Facts

Verkhovna Rada withdraws from consideration bill on building Khmelnytsky NPP power units 3 and 4 – MP Zhelezniak

The Verkhovna Rada of Ukraine withdrew from consideration the bill on the placement, design and construction of power units Nos. 3 and 4 of Khmelnytsky NPP, MP Yaroslav Zhelezniak reported on Telegram.

"[The bill has been] already withdrawn. No votes," he wrote, specifying that the bill was first on the agenda of today's meeting for adoption as a basis.

As reported, the bill on the construction of Khmelnytsky NPP-3 and Khmelnytsky NPP-4 was registered by the government under No. 11146 in April 2024. On June 17, the energy committee of the Verkhovna Rada supported it for adoption as a basis. A few days later, the speaker of the Ukrainian parliament, Ruslan Stefanchuk, said that the Verkhovna Rada was close to a consensus on this bill.

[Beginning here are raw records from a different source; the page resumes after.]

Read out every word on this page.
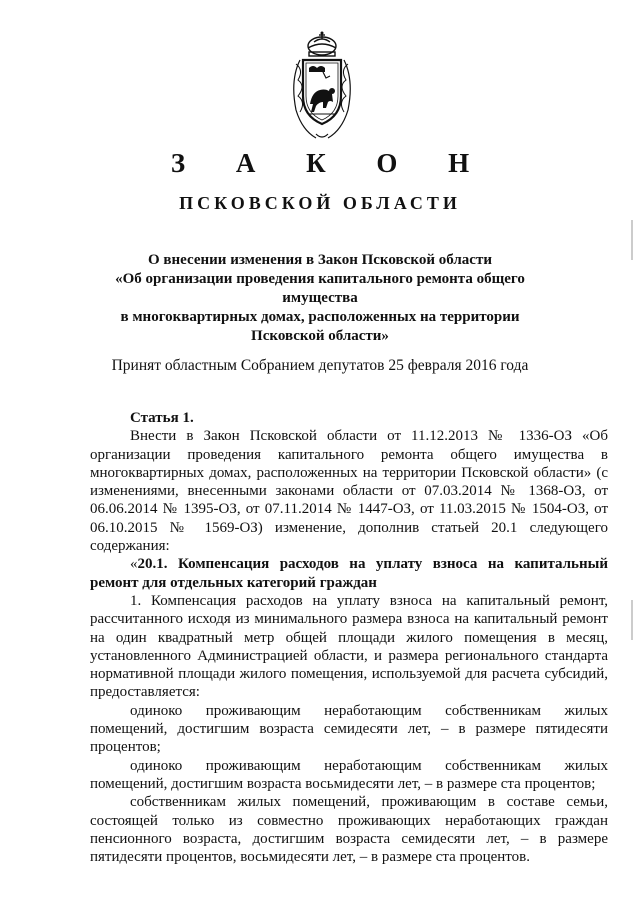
З А К О Н
ПСКОВСКОЙ ОБЛАСТИ
О внесении изменения в Закон Псковской области
«Об организации проведения капитального ремонта общего имущества
в многоквартирных домах, расположенных на территории
Псковской области»
Принят областным Собранием депутатов 25 февраля 2016 года

Статья 1.

Внести в Закон Псковской области от 11.12.2013 № 1336-ОЗ «Об организации проведения капитального ремонта общего имущества в многоквартирных домах, расположенных на территории Псковской области» (с изменениями, внесенными законами области от 07.03.2014 № 1368-ОЗ, от 06.06.2014 № 1395-ОЗ, от 07.11.2014 № 1447-ОЗ, от 11.03.2015 № 1504-ОЗ, от 06.10.2015 № 1569-ОЗ) изменение, дополнив статьей 20.1 следующего содержания:

«20.1. Компенсация расходов на уплату взноса на капитальный ремонт для отдельных категорий граждан

1. Компенсация расходов на уплату взноса на капитальный ремонт, рассчитанного исходя из минимального размера взноса на капитальный ремонт на один квадратный метр общей площади жилого помещения в месяц, установленного Администрацией области, и размера регионального стандарта нормативной площади жилого помещения, используемой для расчета субсидий, предоставляется:

одиноко проживающим неработающим собственникам жилых помещений, достигшим возраста семидесяти лет, – в размере пятидесяти процентов;

одиноко проживающим неработающим собственникам жилых помещений, достигшим возраста восьмидесяти лет, – в размере ста процентов;

собственникам жилых помещений, проживающим в составе семьи, состоящей только из совместно проживающих неработающих граждан пенсионного возраста, достигшим возраста семидесяти лет, – в размере пятидесяти процентов, восьмидесяти лет, – в размере ста процентов.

Before that, on June 18, the bill was also withdrawn from consideration. Member of the parliamentary energy committee Andriy Zhupanin, who categorically spoke out against the document, then admitted that the parliament took into account the resonance that arose around this document, and there are no votes in it to support it.

The MP himself called it harmful to the interests of the state, considering, in particular, the purchase of two nuclear reactors produced by Rosatom from the unfinished Belene NPP in Bulgaria.

He also spoke in favor of the need for urgent development of a decentralized energy system, rather than the implementation of "giant-block" projects for the distant future.

Zhupanin's position on Facebook was publicly supported, in particular, by head of the Bioenergy Association of Ukraine Heorhiy Heletukha, former head of Gas Transmission System Operator of Ukraine (GTSOU) Serhiy Makogon, and managing partner of Imepower consulting company Yuriy Kubrushko, which works, among other things, in the field of "green" energy.

In July 2023, the Bulgarian parliament delegated the country's energy minister to hold talks with the head of the Ukrainian Ministry of Energy on the possibility of selling equipment intended for Belene NPP to Kyiv. Bulgaria refused to implement this project in 2012. Without a law on the construction of Khmelnytsky NPP, such a deal cannot be concluded.